A dolly from Dolly Kill KillMangaBox is the free manga service that…has not managed to make any progress since it debuted in 2014.

Back then, a high number of titles were available to read on the service. You had a fairly good yaoi manga in In a Heartbeat; a super, messy, violent manga in Peephole; and even a spinoff of the super popular Attack on Titan series, Spoof on Titan.

Today?

  1. Dolly Kill Kill
  2. Online
  3. Holiday Love
  4. High-Rise Invasion
  5. Love and Lies

Yes, 5 titles for an app that once housed 15-20 new manga consistently. If you check the website, you’ll see numerous manga made available in English, and none of them are now. Some like Billion Dogs, Red Blood Legacy and Fling Girls ended conclusively, but others like Schoolgirl Landlord Honoka, Old Man Frog, and Tawara Cat were dropped during its run.

The big issue is the lack of manga on the service. It’d be one thing if Japan was in the same boat, but Japan’s MangaBox has over 30+ titles since 2015. Did you know that there was a Ghost in the Shell and Space Dandy manga on MangaBox? Only for Japanese MangaBox!

So, what gives? I can only suspect a few things:

The manga has low readership

I would have to believe DeNA sees the numbers for their manga titles. They must’ve seen that some titles just weren’t read much, so why pay translators to translate them?

There aren’t enough translators

Simply put, they can’t find enough translators to actually translate all the manga. It seems to be an issue in general for manga publishers (after all Seven Seas and Yen Press put out a call for more translators in the past year), so it would make sense that DeNA can’t find many translators after all.

Too many restrictions and censoring

I wrote years ago that Peephole was banned on Android, and within the article I noted translators had to consider other factors while translating titles:

I had talked to Abby Lehrke, who’s the translator on Hideki’s Can’t Ride a Bicycle and Kazuhiro Urata’s My Grandpa’s Stories Can’t Be This Weird! (to name a few), and she let me know how much work she’s had to do (though it was fine after the initial start), how she was surprised that people were reading MangaBox in the US, and how she’s had to redo some manga. “The Android market is apparently more strict about stuff like raunchy jokes (and later on added, “d*** jokes) and stuff,” she told me over email. That made me ask her about some tweets I saw about Google Play removing some stuff a few weeks ago, and she essentially confirmed that; they even took out a couple of comics from Yoko Sanri’s Milk on The Farm 4-panel comic.

Well I decided to randomly look back at Peephole on my iPad, and found this atrocity in the Digest section:

MangaBox's PeepholeMangaBoxMangaBox's PeepholeMangaBox's Peephole

I knew that something like this was happening, particularly with titles like Love and Lies and High-Rise Invasion. But this was not there when I read it years ago. Combine that with the differing restrictions between Google and Apple, this must’ve been a factor with regards to further releases.
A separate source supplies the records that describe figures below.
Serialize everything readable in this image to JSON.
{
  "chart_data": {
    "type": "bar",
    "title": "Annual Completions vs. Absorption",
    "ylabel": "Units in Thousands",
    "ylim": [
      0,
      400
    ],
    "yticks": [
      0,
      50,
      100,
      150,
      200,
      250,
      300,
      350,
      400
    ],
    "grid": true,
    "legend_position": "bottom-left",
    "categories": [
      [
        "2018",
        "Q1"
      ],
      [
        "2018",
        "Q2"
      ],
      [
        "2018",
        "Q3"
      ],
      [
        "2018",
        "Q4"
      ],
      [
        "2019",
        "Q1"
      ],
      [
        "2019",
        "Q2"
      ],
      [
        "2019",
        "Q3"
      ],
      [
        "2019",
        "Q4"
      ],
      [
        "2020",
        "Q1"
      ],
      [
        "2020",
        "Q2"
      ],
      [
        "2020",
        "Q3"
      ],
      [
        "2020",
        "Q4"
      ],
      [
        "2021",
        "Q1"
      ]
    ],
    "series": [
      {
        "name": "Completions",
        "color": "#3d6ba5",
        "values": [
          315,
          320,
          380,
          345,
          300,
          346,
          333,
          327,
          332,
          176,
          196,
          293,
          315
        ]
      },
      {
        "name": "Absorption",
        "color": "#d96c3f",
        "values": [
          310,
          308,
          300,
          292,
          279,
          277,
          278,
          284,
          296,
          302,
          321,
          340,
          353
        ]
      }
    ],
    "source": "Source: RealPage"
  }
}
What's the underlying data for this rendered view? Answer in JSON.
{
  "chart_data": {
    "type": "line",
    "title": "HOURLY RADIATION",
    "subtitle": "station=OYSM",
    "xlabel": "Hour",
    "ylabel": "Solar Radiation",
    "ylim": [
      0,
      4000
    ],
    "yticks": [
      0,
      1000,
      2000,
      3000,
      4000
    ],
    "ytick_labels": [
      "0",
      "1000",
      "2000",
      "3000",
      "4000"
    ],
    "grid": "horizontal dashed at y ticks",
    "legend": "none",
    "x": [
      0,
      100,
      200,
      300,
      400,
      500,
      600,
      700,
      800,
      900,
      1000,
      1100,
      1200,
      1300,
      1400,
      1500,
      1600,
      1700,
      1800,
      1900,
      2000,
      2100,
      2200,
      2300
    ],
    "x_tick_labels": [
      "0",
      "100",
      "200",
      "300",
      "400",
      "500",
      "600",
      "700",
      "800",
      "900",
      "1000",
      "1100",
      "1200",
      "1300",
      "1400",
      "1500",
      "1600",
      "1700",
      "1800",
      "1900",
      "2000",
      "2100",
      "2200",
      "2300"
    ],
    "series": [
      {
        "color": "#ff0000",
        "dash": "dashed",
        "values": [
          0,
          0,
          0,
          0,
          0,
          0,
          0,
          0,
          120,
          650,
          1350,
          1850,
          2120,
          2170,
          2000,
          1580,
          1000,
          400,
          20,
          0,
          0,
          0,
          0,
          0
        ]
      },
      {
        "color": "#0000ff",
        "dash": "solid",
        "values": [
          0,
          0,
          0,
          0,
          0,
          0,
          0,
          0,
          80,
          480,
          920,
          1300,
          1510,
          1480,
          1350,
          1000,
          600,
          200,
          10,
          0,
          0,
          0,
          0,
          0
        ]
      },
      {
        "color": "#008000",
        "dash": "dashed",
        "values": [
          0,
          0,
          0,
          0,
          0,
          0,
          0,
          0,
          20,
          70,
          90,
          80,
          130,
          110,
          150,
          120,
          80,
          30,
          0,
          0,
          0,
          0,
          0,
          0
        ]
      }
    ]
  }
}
So my guess is that they are planning on phasing out the MangaBox service in English. It’s a popular app in Japan, yet it must not be reaching the numbers it needs and the restrictions are hampering it. It has a number of ratings (and reviews) on Android, but it has none in the Apple App Store and it seems like no one I know is even following the service.

…So I have to ask: is anyone still reading the service? Have you been reading it since it started? Do you think this service is going to be done this year or maybe there’s some hope?